You can hear the fearless spirit of Memphis heroine Gangsta Boo in Glo’s music—a fact that feels all the more palpable in the wake of Boo’s recent death. Glo likes to run through similar themes: the eternal struggle of being a woman who likes sex and has to deal with degenerate male behavior. She thrives most when rapping about flaky or objectionable guys, the type that Glo describes to me as “cheating-ass, lying, controlling men.” She admits it comes from real-life experience. “They made me who I am today,” she says. 

On “Tomorrow 2,” she makes sure her exes know she doesn’t care about them. Glo spurns both her former partner—and her friend who is now dating the ex—with disgust in an imposing couplet: “My ex fuckin’ on my old friend, both they ass some fuckin’ clowns/Thinkin’ that she got one up on me, she got my hand-me-downs.”
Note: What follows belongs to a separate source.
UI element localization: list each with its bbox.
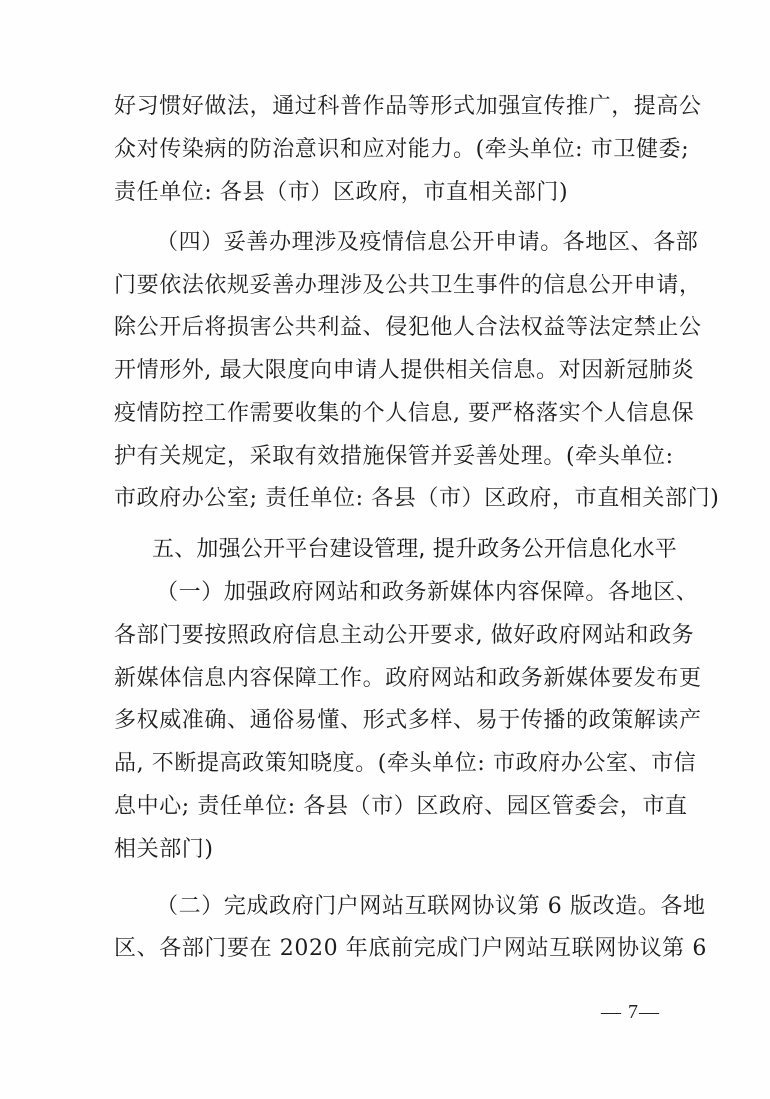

Glorilla’s music is thumping. The “fuck” in “fuck nigga cheating” on “F.N.F. (Let’s Go)” erupts from her stomach, as if she’s summoned the force of Memphis legend Project Pat himself. “I am Memphis without even trying,” she says. “Because that’s what I grew up on. You hear it in my voice and how I talk,” she adds, munching on some chicken. Her voice lands like percussion; even over forceful hi-hats and 808s, Glo is still the biggest attraction on any song she touches. 

“F.N.F.” came together through Glorilla’s connection with fellow Memphis artist Gloss Up, a frequent collaborator with the producer Hitkidd. “She was one of the most charismatic artists I’ve seen in a while,” says Hitkidd of Glo. “I sent ‘Let’s Go’ to her, and she wrote it in the studio and recorded it, but she had too many curse words on it! So we had to fix it the same day we shot the video.”

The song proved to be transformative. After Yo Gotti signed Glorilla, she came down to Miami to spend some time with him. “We linked up on the yacht,” Glo recalls. “We were talking about music. He wanted to see where my head was at, what I was about. Wearing the chain was cool. Like, I’m here.” 

Born Gloria Woods, Glorilla was raised in Memphis churches, where the seeds of her callback hooks were planted. When she was 18, she decided to start rapping. Influences like Chief Keef gave her the drive she needed to pursue a career in hip-hop. “I liked women rappers, but it was Keef that inspired me the most,” she says. 

Though she now seems like an instant success, it took some trial and error to arrive at her current style. Originally her delivery more closely resembled Rico Nasty than Yo Gotti. “Turn Up,” a cut from her 2019 project Most Likely Up Next, sounds pinker than the bombastic threats of “Tomorrow 2.” “My voice was squeaky as hell,” she says of those beginnings. “I was rapping like a girl because it was my first time rapping. But growing up, I never had a ‘girl’ voice. I always sounded like a boy. So I just realized that I should rap more like me. I always had the bars. But now I am more me.”